VITRA – Verner Panton
This chair was designed by one of the most influential designers of the 1960s and ´70s – Verner Panton, born in Denmark. He became known for his original and imaginative designs in the fields of furniture, textiles and lighting. Creating a comfortable, all-purpose plastic chair moulded in a single piece was one of his ambitions. He had been looking for a manufacturer for a long time when he first had a contact with Vitra in 1963. The Panton Chair was then developed by Vitra and finally introduced to the public in 1967. This piece of furniture received numerous awards and one of the first models belongs to the Museum of Modern Art in New York. Panton chair is available with a lacquered finish in black, white or red.
This chair was designed by one of the foremost designers of the 20th century – Ron Arad- in 2006 in his unique style, made from rotational-molded plyethylene. Voido can be a great conversation piece. It is available in matte (suitable also for outdoor use) or glossy colors.

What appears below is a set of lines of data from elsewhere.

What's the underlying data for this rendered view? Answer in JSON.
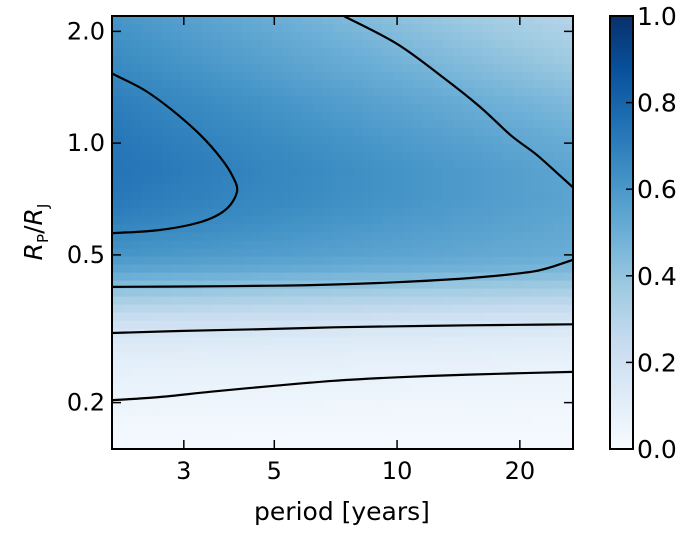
{
  "chart_data": {
    "type": "heatmap",
    "title": "",
    "xlabel": "period [years]",
    "ylabel": {
      "main": "R",
      "sub_p": "P",
      "slash": "/",
      "main2": "R",
      "sub_j": "J"
    },
    "x_scale": "log",
    "y_scale": "log",
    "xlim": [
      2.0,
      27.0
    ],
    "ylim": [
      0.15,
      2.2
    ],
    "x_ticks": [
      {
        "value": 3,
        "label": "3"
      },
      {
        "value": 5,
        "label": "5"
      },
      {
        "value": 10,
        "label": "10"
      },
      {
        "value": 20,
        "label": "20"
      }
    ],
    "y_ticks": [
      {
        "value": 0.2,
        "label": "0.2"
      },
      {
        "value": 0.5,
        "label": "0.5"
      },
      {
        "value": 1.0,
        "label": "1.0"
      },
      {
        "value": 2.0,
        "label": "2.0"
      }
    ],
    "colormap": "Blues",
    "colorbar": {
      "range": [
        0.0,
        1.0
      ],
      "ticks": [
        {
          "value": 0.0,
          "label": "0.0"
        },
        {
          "value": 0.2,
          "label": "0.2"
        },
        {
          "value": 0.4,
          "label": "0.4"
        },
        {
          "value": 0.6,
          "label": "0.6"
        },
        {
          "value": 0.8,
          "label": "0.8"
        },
        {
          "value": 1.0,
          "label": "1.0"
        }
      ]
    },
    "contour_line_color": "#000000",
    "contours": [
      {
        "points": [
          [
            2.0,
            0.203
          ],
          [
            2.6,
            0.207
          ],
          [
            3.5,
            0.214
          ],
          [
            5.0,
            0.222
          ],
          [
            7.0,
            0.229
          ],
          [
            10.0,
            0.234
          ],
          [
            15.0,
            0.238
          ],
          [
            20.0,
            0.24
          ],
          [
            27.0,
            0.242
          ]
        ]
      },
      {
        "points": [
          [
            2.0,
            0.308
          ],
          [
            3.0,
            0.312
          ],
          [
            5.0,
            0.316
          ],
          [
            7.0,
            0.319
          ],
          [
            10.0,
            0.321
          ],
          [
            15.0,
            0.323
          ],
          [
            20.0,
            0.324
          ],
          [
            27.0,
            0.325
          ]
        ]
      },
      {
        "points": [
          [
            2.0,
            0.41
          ],
          [
            3.0,
            0.411
          ],
          [
            5.0,
            0.413
          ],
          [
            7.0,
            0.416
          ],
          [
            10.0,
            0.422
          ],
          [
            15.0,
            0.433
          ],
          [
            20.0,
            0.446
          ],
          [
            23.0,
            0.458
          ],
          [
            27.0,
            0.485
          ]
        ]
      },
      {
        "points": [
          [
            2.0,
            0.572
          ],
          [
            2.6,
            0.583
          ],
          [
            3.3,
            0.613
          ],
          [
            3.8,
            0.662
          ],
          [
            4.05,
            0.74
          ],
          [
            3.95,
            0.815
          ],
          [
            3.7,
            0.91
          ],
          [
            3.3,
            1.05
          ],
          [
            2.8,
            1.23
          ],
          [
            2.4,
            1.39
          ],
          [
            2.0,
            1.54
          ]
        ]
      },
      {
        "points": [
          [
            7.4,
            2.2
          ],
          [
            10.0,
            1.85
          ],
          [
            13.0,
            1.5
          ],
          [
            16.0,
            1.25
          ],
          [
            19.0,
            1.05
          ],
          [
            22.0,
            0.93
          ],
          [
            25.0,
            0.82
          ],
          [
            27.0,
            0.76
          ]
        ]
      }
    ],
    "field": {
      "y_profile": [
        [
          0.15,
          0.01
        ],
        [
          0.2,
          0.05
        ],
        [
          0.25,
          0.09
        ],
        [
          0.3,
          0.15
        ],
        [
          0.34,
          0.24
        ],
        [
          0.38,
          0.35
        ],
        [
          0.42,
          0.46
        ],
        [
          0.46,
          0.55
        ],
        [
          0.5,
          0.61
        ],
        [
          0.6,
          0.68
        ],
        [
          0.7,
          0.72
        ],
        [
          0.85,
          0.74
        ],
        [
          1.0,
          0.73
        ],
        [
          1.3,
          0.7
        ],
        [
          1.6,
          0.66
        ],
        [
          2.2,
          0.61
        ]
      ],
      "x_decline": [
        [
          0.15,
          0.0
        ],
        [
          0.3,
          0.03
        ],
        [
          0.45,
          0.08
        ],
        [
          0.6,
          0.15
        ],
        [
          1.0,
          0.22
        ],
        [
          1.5,
          0.27
        ],
        [
          2.2,
          0.31
        ]
      ]
    }
  }
}
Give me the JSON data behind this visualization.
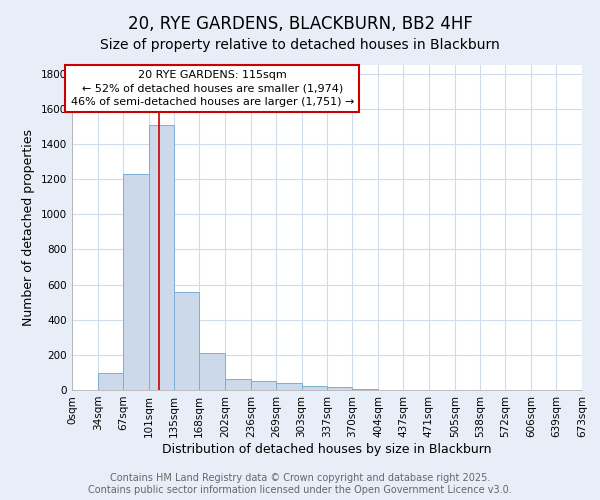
{
  "title": "20, RYE GARDENS, BLACKBURN, BB2 4HF",
  "subtitle": "Size of property relative to detached houses in Blackburn",
  "xlabel": "Distribution of detached houses by size in Blackburn",
  "ylabel": "Number of detached properties",
  "bin_edges": [
    0,
    34,
    67,
    101,
    135,
    168,
    202,
    236,
    269,
    303,
    337,
    370,
    404,
    437,
    471,
    505,
    538,
    572,
    606,
    639,
    673
  ],
  "bar_heights": [
    0,
    95,
    1230,
    1510,
    560,
    210,
    65,
    50,
    38,
    22,
    15,
    5,
    0,
    0,
    0,
    0,
    0,
    0,
    0,
    0
  ],
  "bar_color": "#ccd9ea",
  "bar_edge_color": "#7daed4",
  "property_size": 115,
  "annotation_label": "20 RYE GARDENS: 115sqm",
  "annotation_line1": "← 52% of detached houses are smaller (1,974)",
  "annotation_line2": "46% of semi-detached houses are larger (1,751) →",
  "vline_color": "#cc0000",
  "annotation_box_facecolor": "#ffffff",
  "annotation_box_edgecolor": "#cc0000",
  "ylim": [
    0,
    1850
  ],
  "yticks": [
    0,
    200,
    400,
    600,
    800,
    1000,
    1200,
    1400,
    1600,
    1800
  ],
  "plot_bg_color": "#ffffff",
  "fig_bg_color": "#e8eef8",
  "grid_color": "#d0dcea",
  "footer_line1": "Contains HM Land Registry data © Crown copyright and database right 2025.",
  "footer_line2": "Contains public sector information licensed under the Open Government Licence v3.0.",
  "title_fontsize": 12,
  "subtitle_fontsize": 10,
  "axis_label_fontsize": 9,
  "tick_fontsize": 7.5,
  "annotation_fontsize": 8,
  "footer_fontsize": 7
}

Ron Arad has successfully established a unique design style using unorthodox combinations of materials and concepts.
This table was designed by Jean Prouvé in 1950 and produced by Vitra. Following in the footsteps of such iconic designs as the Parsons table or the Eames Round, he exhibits a dynamic relationship between the base and tabletop. Legs are made of sheet metal and each of them is turned out and angled on a diagonal slant. This is to distribute the downward flow of energy on the table. Sturdy surface is suitable for working or even dining. The top of the table is finished in smooth oak veneer. Prové EM table was reproduced to strict standards by Vitra and made in Germany.

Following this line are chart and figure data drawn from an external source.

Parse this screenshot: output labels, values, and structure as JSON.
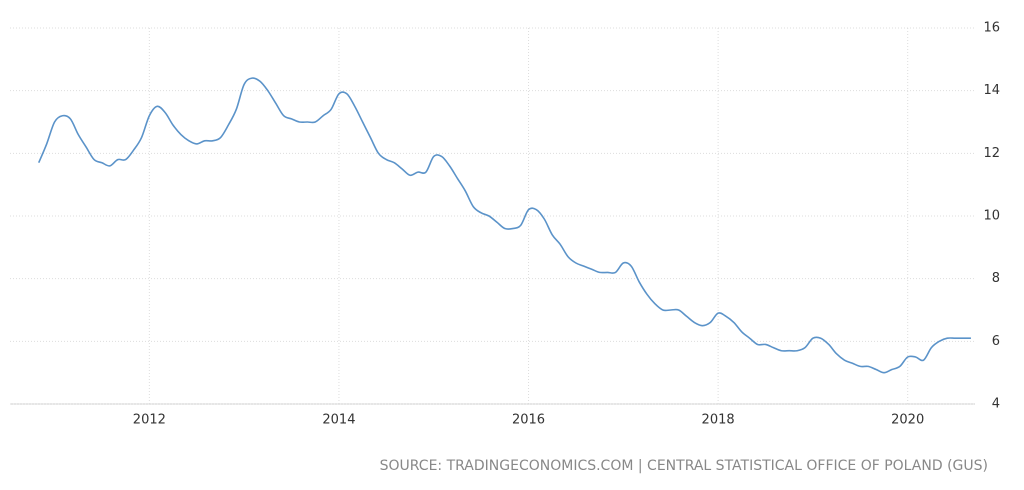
{
  "chart_data": {
    "type": "line",
    "x": [
      2010.833,
      2010.917,
      2011,
      2011.083,
      2011.167,
      2011.25,
      2011.333,
      2011.417,
      2011.5,
      2011.583,
      2011.667,
      2011.75,
      2011.833,
      2011.917,
      2012,
      2012.083,
      2012.167,
      2012.25,
      2012.333,
      2012.417,
      2012.5,
      2012.583,
      2012.667,
      2012.75,
      2012.833,
      2012.917,
      2013,
      2013.083,
      2013.167,
      2013.25,
      2013.333,
      2013.417,
      2013.5,
      2013.583,
      2013.667,
      2013.75,
      2013.833,
      2013.917,
      2014,
      2014.083,
      2014.167,
      2014.25,
      2014.333,
      2014.417,
      2014.5,
      2014.583,
      2014.667,
      2014.75,
      2014.833,
      2014.917,
      2015,
      2015.083,
      2015.167,
      2015.25,
      2015.333,
      2015.417,
      2015.5,
      2015.583,
      2015.667,
      2015.75,
      2015.833,
      2015.917,
      2016,
      2016.083,
      2016.167,
      2016.25,
      2016.333,
      2016.417,
      2016.5,
      2016.583,
      2016.667,
      2016.75,
      2016.833,
      2016.917,
      2017,
      2017.083,
      2017.167,
      2017.25,
      2017.333,
      2017.417,
      2017.5,
      2017.583,
      2017.667,
      2017.75,
      2017.833,
      2017.917,
      2018,
      2018.083,
      2018.167,
      2018.25,
      2018.333,
      2018.417,
      2018.5,
      2018.583,
      2018.667,
      2018.75,
      2018.833,
      2018.917,
      2019,
      2019.083,
      2019.167,
      2019.25,
      2019.333,
      2019.417,
      2019.5,
      2019.583,
      2019.667,
      2019.75,
      2019.833,
      2019.917,
      2020,
      2020.083,
      2020.167,
      2020.25,
      2020.333,
      2020.417,
      2020.5,
      2020.583,
      2020.667
    ],
    "series": [
      {
        "color": "#5b93c9",
        "values": [
          11.7,
          12.3,
          13.0,
          13.2,
          13.1,
          12.6,
          12.2,
          11.8,
          11.7,
          11.6,
          11.8,
          11.8,
          12.1,
          12.5,
          13.2,
          13.5,
          13.3,
          12.9,
          12.6,
          12.4,
          12.3,
          12.4,
          12.4,
          12.5,
          12.9,
          13.4,
          14.2,
          14.4,
          14.3,
          14.0,
          13.6,
          13.2,
          13.1,
          13.0,
          13.0,
          13.0,
          13.2,
          13.4,
          13.9,
          13.9,
          13.5,
          13.0,
          12.5,
          12.0,
          11.8,
          11.7,
          11.5,
          11.3,
          11.4,
          11.4,
          11.9,
          11.9,
          11.6,
          11.2,
          10.8,
          10.3,
          10.1,
          10.0,
          9.8,
          9.6,
          9.6,
          9.7,
          10.2,
          10.2,
          9.9,
          9.4,
          9.1,
          8.7,
          8.5,
          8.4,
          8.3,
          8.2,
          8.2,
          8.2,
          8.5,
          8.4,
          7.9,
          7.5,
          7.2,
          7.0,
          7.0,
          7.0,
          6.8,
          6.6,
          6.5,
          6.6,
          6.9,
          6.8,
          6.6,
          6.3,
          6.1,
          5.9,
          5.9,
          5.8,
          5.7,
          5.7,
          5.7,
          5.8,
          6.1,
          6.1,
          5.9,
          5.6,
          5.4,
          5.3,
          5.2,
          5.2,
          5.1,
          5.0,
          5.1,
          5.2,
          5.5,
          5.5,
          5.4,
          5.8,
          6.0,
          6.1,
          6.1,
          6.1,
          6.1
        ]
      }
    ],
    "xlim": [
      2010.53,
      2020.71
    ],
    "xticks": [
      2012,
      2014,
      2016,
      2018,
      2020
    ],
    "ylim": [
      4,
      16
    ],
    "yticks": [
      4,
      6,
      8,
      10,
      12,
      14,
      16
    ],
    "grid": true,
    "source": "SOURCE: TRADINGECONOMICS.COM | CENTRAL STATISTICAL OFFICE OF POLAND (GUS)"
  }
}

Dimensions: 2000/2500 x 900 x 720 mm
The Wassily Chair: This chair, also known as Model B3 Chair was designed by Marcel Breuer in 1925-1926 during the time when he was the head of the cabinet- making workshop at the Bauhaus in Germany. First it was manufactured by Thonet in the late 1920s. When the chair was re-released by an Italian manufacturer named Gavina decades later it became known as “Wassily” after the painter Kandinsky, Breuer´s friend and fellow Bauhaus instructor, who praised the design when it was first produced. The chair has been mass-produced since the late 1920s, and continuously in production since the 1950s. A design classic is still available today.
This desk was designed by George Nelson. Originally it was conceived as a ladies desk, but today the Home Desk has many uses as a small work station for home offices. It has a chrome base supporting the work platform. This has a white surface contrasted with compartment separators lacquered in bright colours. The whole desk is framed in walnut. Underneath the desk surface are two discreetly placed drawers with moulded compartments which can be used for paper, writing instruments, etc.

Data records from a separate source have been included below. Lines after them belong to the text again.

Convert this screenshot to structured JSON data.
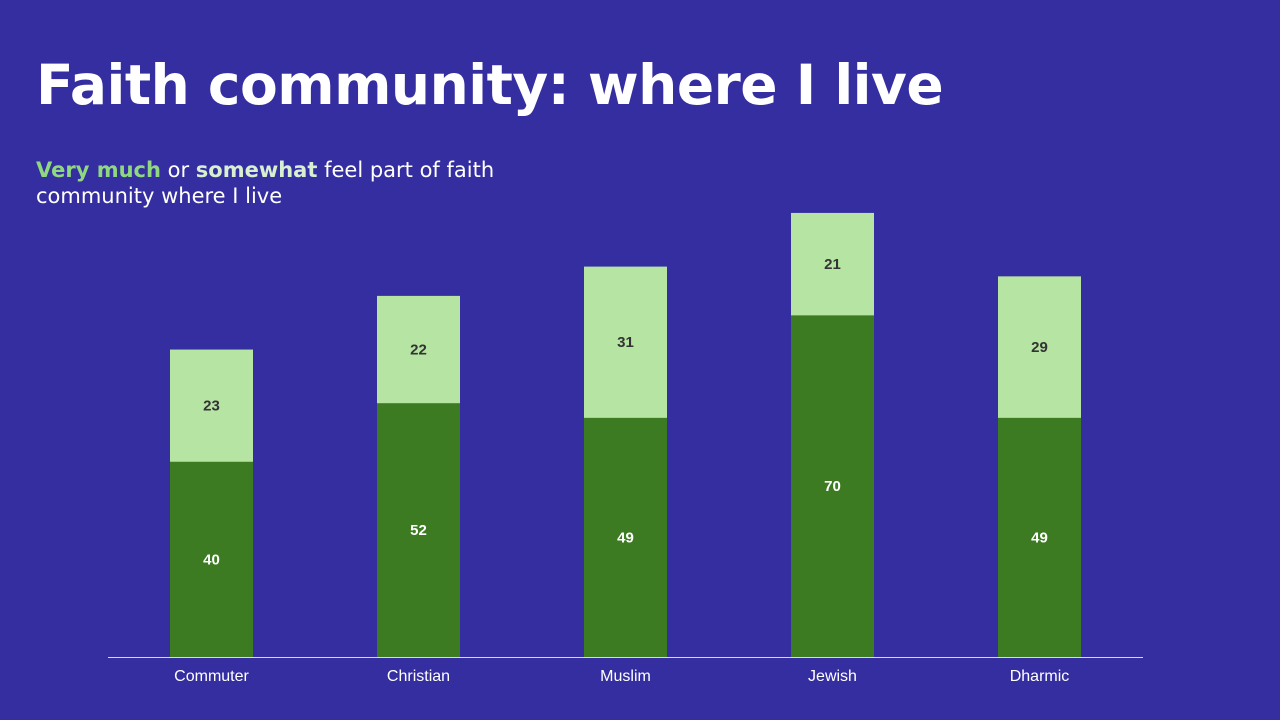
{
  "slide": {
    "title": "Faith community: where I live",
    "subtitle": {
      "very_much": "Very much",
      "or": " or ",
      "somewhat": "somewhat",
      "rest": " feel part of faith community where I live"
    }
  },
  "colors": {
    "background": "#352ea0",
    "very_much": "#3c7b21",
    "somewhat": "#b6e4a3",
    "very_much_label": "#ffffff",
    "somewhat_label": "#333333",
    "axis": "#d8d8e8",
    "tick_label": "#ffffff"
  },
  "chart_data": {
    "type": "bar",
    "stacked": true,
    "categories": [
      "Commuter",
      "Christian",
      "Muslim",
      "Jewish",
      "Dharmic"
    ],
    "series": [
      {
        "name": "Very much",
        "values": [
          40,
          52,
          49,
          70,
          49
        ]
      },
      {
        "name": "Somewhat",
        "values": [
          23,
          22,
          31,
          21,
          29
        ]
      }
    ],
    "ylim": [
      0,
      100
    ],
    "grid": false,
    "legend": "none",
    "data_labels": true
  }
}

Dimensions: 867 x 990 x 723 mm
This adjustable table was designed by Eileen Gray. Thank to its distinctive and ingeniously proportioned form this piece of furniture is one of the most popular design icons of the 20th century. It is named after the summer house E 1027, “Maison en bord de mer”, built by Eileen Gray for herself and her collaborator jean Badovici. The code-name comes from her: E is for Eileen, 10 for Jean (J is the 10th letter of the alphabet), 2 for B(adovici) and 7 for G(ray).